6. Seek professional support when needed

  • If emotional eating, disordered patterns, body image distress or health conditions are something you are managing, a dietitian or mental health professional trained in this area can help.
  • Collaboration helps tailor your approach to your preferences, pace, values, medical needs, social context and cultural background.
  • Healing with support tends to be safer, more sustainable and more affirming.

How Letting Go Helps in Disordered Eating Recovery & Body Trust

  • When diet rules are less rigid, the focus shifts from control to care. You begin to trust your body’s cues, your emotional needs, your satisfaction, which fosters resilience.
  • Recovery becomes less about a target weight or rigid plan, and more about what behaviours feel nourishing, sustainable and aligned with your life.
  • You often experience more flexibility in social situations, less fear of eating “the wrong thing,” and more confidence in your own choices.
  • Letting go of moralising food reduces the mental burden; less energy is spent managing guilt, shame or compensatory behaviours.
  • Over time, many find they eat more intuitively, more joyfully, less restrictively and often maintain healthier patterns including better energy, regular eating, improved relationship with food.

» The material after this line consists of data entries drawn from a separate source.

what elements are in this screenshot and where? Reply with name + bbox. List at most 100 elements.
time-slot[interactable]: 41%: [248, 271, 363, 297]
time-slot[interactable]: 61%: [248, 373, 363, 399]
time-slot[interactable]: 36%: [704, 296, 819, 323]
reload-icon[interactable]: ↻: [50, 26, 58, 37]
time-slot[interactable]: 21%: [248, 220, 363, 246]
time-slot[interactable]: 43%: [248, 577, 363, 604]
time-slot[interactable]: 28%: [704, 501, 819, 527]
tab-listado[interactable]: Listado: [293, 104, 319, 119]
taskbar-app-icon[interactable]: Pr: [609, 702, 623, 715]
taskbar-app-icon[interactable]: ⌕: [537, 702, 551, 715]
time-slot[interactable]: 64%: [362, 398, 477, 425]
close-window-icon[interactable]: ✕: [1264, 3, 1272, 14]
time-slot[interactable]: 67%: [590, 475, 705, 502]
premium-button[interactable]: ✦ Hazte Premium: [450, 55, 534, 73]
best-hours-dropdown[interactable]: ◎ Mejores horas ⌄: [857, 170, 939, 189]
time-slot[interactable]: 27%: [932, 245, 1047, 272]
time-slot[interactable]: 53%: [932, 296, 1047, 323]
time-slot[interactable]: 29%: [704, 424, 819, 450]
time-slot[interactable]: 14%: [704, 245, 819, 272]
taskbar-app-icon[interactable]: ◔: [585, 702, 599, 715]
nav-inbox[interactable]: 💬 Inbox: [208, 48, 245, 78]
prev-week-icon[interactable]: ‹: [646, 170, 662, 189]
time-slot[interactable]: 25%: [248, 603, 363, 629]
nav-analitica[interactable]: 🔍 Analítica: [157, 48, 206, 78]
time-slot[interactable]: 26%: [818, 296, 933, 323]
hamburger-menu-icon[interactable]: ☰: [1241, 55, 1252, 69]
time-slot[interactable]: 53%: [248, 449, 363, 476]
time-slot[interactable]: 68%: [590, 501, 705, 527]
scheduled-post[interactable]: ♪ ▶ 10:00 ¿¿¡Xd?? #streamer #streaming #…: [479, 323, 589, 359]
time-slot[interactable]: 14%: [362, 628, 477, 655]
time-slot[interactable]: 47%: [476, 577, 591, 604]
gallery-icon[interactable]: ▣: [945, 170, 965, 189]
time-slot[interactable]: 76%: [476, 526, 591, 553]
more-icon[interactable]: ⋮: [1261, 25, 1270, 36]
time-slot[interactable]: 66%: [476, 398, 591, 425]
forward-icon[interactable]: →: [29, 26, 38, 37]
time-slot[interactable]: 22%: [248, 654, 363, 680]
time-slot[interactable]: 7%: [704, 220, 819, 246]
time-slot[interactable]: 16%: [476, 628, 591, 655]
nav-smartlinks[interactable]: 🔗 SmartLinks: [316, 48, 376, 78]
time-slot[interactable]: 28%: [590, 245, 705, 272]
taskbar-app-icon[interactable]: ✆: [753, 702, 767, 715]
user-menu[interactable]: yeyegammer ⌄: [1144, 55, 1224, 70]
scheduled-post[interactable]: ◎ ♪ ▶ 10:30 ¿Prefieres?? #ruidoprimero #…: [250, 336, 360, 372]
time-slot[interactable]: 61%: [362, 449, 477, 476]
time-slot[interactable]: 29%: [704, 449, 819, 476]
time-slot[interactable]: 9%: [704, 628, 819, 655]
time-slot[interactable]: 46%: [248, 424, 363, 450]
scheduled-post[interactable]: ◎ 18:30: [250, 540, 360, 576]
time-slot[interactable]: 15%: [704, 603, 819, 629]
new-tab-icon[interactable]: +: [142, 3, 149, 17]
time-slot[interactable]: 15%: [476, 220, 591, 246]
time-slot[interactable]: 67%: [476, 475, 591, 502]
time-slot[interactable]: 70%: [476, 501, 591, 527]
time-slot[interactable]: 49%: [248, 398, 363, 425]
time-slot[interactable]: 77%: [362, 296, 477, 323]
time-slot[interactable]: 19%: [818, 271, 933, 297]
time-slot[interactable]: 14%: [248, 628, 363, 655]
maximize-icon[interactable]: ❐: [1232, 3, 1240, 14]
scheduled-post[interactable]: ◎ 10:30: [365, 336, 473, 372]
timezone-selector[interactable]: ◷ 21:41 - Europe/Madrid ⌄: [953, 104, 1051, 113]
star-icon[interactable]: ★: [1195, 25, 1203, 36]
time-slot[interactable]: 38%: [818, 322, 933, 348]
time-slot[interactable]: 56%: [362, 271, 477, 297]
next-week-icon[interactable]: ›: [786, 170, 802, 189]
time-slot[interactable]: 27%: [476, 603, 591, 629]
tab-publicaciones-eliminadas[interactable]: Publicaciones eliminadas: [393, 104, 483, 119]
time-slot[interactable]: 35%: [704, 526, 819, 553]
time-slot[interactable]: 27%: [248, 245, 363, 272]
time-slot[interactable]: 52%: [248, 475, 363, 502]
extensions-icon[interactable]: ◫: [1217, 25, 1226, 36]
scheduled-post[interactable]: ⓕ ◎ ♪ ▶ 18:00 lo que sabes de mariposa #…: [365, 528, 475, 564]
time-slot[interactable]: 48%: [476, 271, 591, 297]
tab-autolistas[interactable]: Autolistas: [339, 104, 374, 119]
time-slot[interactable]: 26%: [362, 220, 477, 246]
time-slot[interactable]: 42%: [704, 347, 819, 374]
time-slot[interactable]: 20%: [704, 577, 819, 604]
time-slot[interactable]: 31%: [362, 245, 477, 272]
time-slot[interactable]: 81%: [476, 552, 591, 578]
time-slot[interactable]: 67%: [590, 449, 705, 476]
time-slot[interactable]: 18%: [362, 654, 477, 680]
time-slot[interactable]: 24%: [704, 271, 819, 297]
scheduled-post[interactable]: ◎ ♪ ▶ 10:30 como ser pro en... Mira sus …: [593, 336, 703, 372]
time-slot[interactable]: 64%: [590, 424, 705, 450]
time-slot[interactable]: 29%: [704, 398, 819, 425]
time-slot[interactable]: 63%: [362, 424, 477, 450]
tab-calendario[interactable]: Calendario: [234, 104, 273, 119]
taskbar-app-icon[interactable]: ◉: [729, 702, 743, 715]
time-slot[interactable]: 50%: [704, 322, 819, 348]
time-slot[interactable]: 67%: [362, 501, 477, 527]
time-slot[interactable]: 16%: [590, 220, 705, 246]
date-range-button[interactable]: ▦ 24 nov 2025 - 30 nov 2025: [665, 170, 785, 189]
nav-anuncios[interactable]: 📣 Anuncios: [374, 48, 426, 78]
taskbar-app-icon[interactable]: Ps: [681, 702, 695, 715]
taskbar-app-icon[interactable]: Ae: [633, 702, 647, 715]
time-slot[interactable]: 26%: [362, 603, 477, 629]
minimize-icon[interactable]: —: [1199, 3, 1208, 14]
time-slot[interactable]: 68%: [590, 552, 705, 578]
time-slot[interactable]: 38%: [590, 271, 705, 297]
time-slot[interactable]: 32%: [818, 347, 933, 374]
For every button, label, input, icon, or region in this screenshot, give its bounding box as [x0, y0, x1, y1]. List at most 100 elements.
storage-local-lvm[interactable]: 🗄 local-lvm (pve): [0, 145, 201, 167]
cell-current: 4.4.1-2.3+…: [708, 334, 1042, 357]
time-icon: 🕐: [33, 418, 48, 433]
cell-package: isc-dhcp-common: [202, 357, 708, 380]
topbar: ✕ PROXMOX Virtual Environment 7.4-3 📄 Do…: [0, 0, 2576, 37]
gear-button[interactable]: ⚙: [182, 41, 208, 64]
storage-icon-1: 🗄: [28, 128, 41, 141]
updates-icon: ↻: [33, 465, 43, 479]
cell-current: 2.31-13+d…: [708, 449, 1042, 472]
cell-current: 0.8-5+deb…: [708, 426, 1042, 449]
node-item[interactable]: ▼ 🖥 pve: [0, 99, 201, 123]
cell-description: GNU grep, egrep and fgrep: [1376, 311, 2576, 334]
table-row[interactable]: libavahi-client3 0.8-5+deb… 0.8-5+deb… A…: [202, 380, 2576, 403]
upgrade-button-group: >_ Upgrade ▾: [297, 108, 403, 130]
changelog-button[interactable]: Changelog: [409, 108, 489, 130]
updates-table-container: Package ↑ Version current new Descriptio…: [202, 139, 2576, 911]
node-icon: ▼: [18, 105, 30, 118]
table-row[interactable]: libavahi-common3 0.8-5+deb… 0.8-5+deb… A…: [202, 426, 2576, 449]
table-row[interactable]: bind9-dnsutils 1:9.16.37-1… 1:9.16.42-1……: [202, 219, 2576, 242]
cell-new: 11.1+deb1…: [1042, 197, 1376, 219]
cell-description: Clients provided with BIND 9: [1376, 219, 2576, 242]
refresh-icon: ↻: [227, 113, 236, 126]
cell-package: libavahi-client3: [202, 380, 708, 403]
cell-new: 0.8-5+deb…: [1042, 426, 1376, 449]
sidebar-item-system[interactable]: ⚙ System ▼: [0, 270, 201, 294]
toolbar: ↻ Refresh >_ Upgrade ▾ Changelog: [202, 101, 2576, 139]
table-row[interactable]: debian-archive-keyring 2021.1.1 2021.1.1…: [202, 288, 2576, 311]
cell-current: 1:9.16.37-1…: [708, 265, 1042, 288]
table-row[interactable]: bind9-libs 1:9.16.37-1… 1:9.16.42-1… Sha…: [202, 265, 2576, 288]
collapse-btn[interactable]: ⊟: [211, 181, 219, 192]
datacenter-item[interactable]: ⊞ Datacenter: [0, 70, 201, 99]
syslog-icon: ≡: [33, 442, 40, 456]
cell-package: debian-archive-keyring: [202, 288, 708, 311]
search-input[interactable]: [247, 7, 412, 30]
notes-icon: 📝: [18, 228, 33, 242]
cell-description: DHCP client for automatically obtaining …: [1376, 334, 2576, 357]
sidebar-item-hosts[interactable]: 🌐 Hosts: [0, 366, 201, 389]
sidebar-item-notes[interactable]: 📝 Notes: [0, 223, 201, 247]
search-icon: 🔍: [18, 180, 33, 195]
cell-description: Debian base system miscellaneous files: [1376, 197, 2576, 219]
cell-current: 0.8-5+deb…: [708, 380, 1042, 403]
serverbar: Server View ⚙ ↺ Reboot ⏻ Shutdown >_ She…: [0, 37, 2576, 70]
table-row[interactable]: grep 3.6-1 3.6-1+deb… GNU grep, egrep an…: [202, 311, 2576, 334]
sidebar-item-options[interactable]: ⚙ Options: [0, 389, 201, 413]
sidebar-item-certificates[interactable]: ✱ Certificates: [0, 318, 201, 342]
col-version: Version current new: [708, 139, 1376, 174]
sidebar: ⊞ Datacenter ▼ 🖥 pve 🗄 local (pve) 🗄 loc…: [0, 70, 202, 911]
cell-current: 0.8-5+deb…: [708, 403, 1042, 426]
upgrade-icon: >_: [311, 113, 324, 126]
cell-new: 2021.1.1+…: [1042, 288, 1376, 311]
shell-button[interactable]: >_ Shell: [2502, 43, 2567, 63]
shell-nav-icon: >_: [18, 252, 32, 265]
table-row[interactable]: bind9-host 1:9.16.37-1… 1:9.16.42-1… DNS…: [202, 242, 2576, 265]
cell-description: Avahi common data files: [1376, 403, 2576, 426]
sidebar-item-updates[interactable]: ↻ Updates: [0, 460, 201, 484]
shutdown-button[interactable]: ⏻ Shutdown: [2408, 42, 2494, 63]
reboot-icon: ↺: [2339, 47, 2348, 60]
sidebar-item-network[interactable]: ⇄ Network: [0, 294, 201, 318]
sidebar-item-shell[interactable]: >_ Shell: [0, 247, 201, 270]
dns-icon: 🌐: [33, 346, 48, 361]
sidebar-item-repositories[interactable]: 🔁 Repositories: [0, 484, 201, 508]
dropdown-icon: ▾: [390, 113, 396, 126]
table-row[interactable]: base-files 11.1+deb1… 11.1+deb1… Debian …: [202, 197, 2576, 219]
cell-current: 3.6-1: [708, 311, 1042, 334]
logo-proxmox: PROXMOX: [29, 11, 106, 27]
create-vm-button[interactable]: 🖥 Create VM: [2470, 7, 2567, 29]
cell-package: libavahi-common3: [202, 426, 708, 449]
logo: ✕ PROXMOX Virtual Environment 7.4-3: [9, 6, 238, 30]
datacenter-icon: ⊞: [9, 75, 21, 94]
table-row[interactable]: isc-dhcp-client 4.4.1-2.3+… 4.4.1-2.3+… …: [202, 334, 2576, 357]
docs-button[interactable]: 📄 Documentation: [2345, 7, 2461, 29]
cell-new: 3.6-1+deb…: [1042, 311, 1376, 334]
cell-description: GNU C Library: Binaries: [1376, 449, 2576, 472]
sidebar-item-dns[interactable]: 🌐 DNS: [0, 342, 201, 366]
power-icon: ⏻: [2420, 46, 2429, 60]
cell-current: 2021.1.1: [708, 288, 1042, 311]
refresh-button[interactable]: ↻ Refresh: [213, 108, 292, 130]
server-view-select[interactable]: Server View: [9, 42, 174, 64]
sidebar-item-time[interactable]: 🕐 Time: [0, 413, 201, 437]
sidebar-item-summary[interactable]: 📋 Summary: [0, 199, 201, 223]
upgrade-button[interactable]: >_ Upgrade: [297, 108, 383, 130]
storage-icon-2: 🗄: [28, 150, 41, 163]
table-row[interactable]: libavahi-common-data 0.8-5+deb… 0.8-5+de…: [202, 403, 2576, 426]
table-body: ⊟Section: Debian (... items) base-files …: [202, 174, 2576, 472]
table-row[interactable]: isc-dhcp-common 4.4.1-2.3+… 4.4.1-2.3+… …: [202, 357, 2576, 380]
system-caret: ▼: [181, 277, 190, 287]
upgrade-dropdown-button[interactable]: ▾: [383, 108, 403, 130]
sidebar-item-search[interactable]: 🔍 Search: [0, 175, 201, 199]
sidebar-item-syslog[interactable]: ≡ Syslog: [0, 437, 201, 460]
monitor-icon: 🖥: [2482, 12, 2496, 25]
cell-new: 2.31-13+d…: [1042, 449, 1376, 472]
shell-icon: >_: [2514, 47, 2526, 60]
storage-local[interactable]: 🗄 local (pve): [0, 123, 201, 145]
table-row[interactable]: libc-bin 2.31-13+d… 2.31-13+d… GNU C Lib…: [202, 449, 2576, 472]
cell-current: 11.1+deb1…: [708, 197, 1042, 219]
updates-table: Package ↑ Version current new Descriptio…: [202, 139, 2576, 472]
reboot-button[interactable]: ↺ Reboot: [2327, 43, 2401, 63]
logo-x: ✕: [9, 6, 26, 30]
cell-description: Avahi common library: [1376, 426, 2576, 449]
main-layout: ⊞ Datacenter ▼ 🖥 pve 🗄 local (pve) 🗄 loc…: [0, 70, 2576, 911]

What Relinquish Offers on the Gold Coast

At Relinquish, we support people in letting go of diet rules in a safe, inclusive and compassionate way. Our approach includes:

  • Hearing your story, your history with diets and food rules, your emotional relationship with food, your values, health context, preferences and lifestyle.
  • Exploring which rules are serving you and which are not, and supporting you to gradually experiment with change.
  • Facilitating your development of food neutrality, trust, satisfaction, and comfort in eating without guilt or shame.
  • Supporting recovery from disordered eating, emotional eating, body image distress, social pressures, cultural beliefs, and the influence of diet culture.
  • Collaborating with other care professionals, including mental health, medical, allied health, and NDIS support where needed.
  • Emphasising behaviours, well-being, satisfaction, agency above weight or external targets (unless chosen by you and medically warranted).

Conclusion & Call to Action

Letting go of diet rules isn’t always easy, but it can be profoundly freeing. It opens the door to food that nourishes your body, relationships, social life, mood and self-respect rather than guilt, shame or fear.